Lihat ke Halaman Asli

Ony Edyawaty

pembaca apa saja

Pembelajaran "Self Dignity" ala Orangtua Saya

Diperbarui: 6 Mei 2021   13:16

Kompasiana adalah platform blog. Konten ini menjadi tanggung jawab bloger dan tidak mewakili pandangan redaksi Kompas.

Pembelajaran self dignity ala orangtua saya (Sumber: pexels.com)

Harga diri (dignity) mungkin sudah menjadi benda yang langka di zaman sekarang. Begitu banyak kelakuan orang-orang yang dengan mudah melepaskan kehormatannya, rela dibeli untuk melakukan hal-hal yang kurang terpuji, termasuk dalam hubungan pertemanan.

Sekarang, asalkan kita punya segepok uang, teman akan mudah kita dapatkan. Pola pikir memanfaatkan dan "mumpungisme" memang merebak di mana-mana.

Tentu saja masih ada orang yang menjunjung tinggi harga dirinya. Menjaga agar tidak meminta-minta atau melacurkan diri. Namun yang seperti ini tentu sekarang sudah sangat jarang. Bahkan sikap bermartabat dengan tidak mau menggantungkan diri dari pemberian atau selalu menjunjung tinggi kejujuran, sekarang malah dicap sebagai sikap sok suci, munafik dan hipokrit. Sesuatu yang benar, distempel menjadi salah, sebaliknya yang salah malah dibenarkan hanya karena banyaknya pelaku yang mempraktekannya.

Semua hal yang membentuk karakter seseorang dalam menjalani kehidupannya tentu tidak bisa dilepaskan dari didikan orangtua di rumah. 

Sebagai sekolah pertama dan utama bagi seorang anak, orangtua bagaikan perpustakaan hidup yang menjadi tempat seseorang mengambil berbagai rujukan. Bukan hanya pada fase-fase awal kehidupannya, namun hingga si anak telah menjadi orangtua sekalipun. 

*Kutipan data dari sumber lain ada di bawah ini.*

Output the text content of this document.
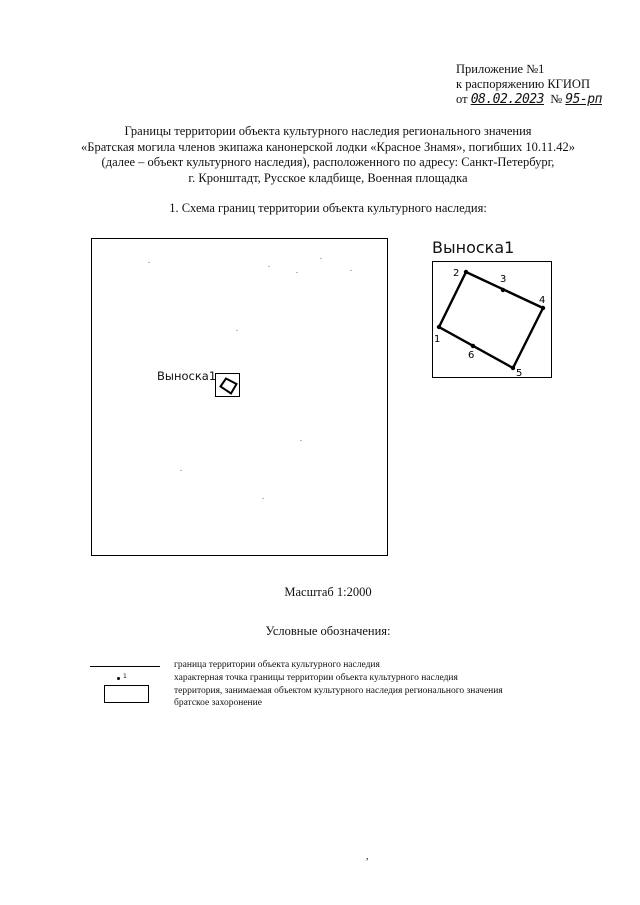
Приложение №1
к распоряжению КГИОП
от 08.02.2023 № 95-рп
Границы территории объекта культурного наследия регионального значения
«Братская могила членов экипажа канонерской лодки «Красное Знамя», погибших 10.11.42»
(далее – объект культурного наследия), расположенного по адресу: Санкт-Петербург,
г. Кронштадт, Русское кладбище, Военная площадка
1. Схема границ территории объекта культурного наследия:
Выноска1
Выноска1
1
2
3
4
5
6
Масштаб 1:2000
Условные обозначения:
1
граница территории объекта культурного наследия
характерная точка границы территории объекта культурного наследия
территория, занимаемая объектом культурного наследия регионального значения
братское захоронение
,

Harga diri yang diajarkan oleh orangtua bisa saja kuat atau lemah, tergantung dari karakteristik dasar dan latar belakang pendidikannya. Namun pada beberapa kasus, para orangtua dengan latar belakang cukup mampu dan tingkat pendidikan yang tinggi justru kerap luput mengajarkan konsep harga diri pada anak-anak mereka. Dengan tanpa malu-malu mereka memberikan teladan bahwa untuk mendapatkan apapun, bisa dengan jalan pintas, menyuap atau memberikan sejumlah uang, misalnya saat masuk ke sekolah favorit atau membuat SIM.

Pada banyak kasus, saya mendapatkan pengalaman bahwa keluarga kurang mampu dengan latar belakang pendidikan minimal, malah jauh lebih berhasil menanamkan tumbuhnya sikap harga diri pada anak-anaknya. Bisa jadi hanya dengan sikap konsisten dan bermartabat sebagaimana konsep manusia seutuhnyalah, yang membuat segala kekurangan hidup tidak dirasakan sebagai hal yang mempermalukan.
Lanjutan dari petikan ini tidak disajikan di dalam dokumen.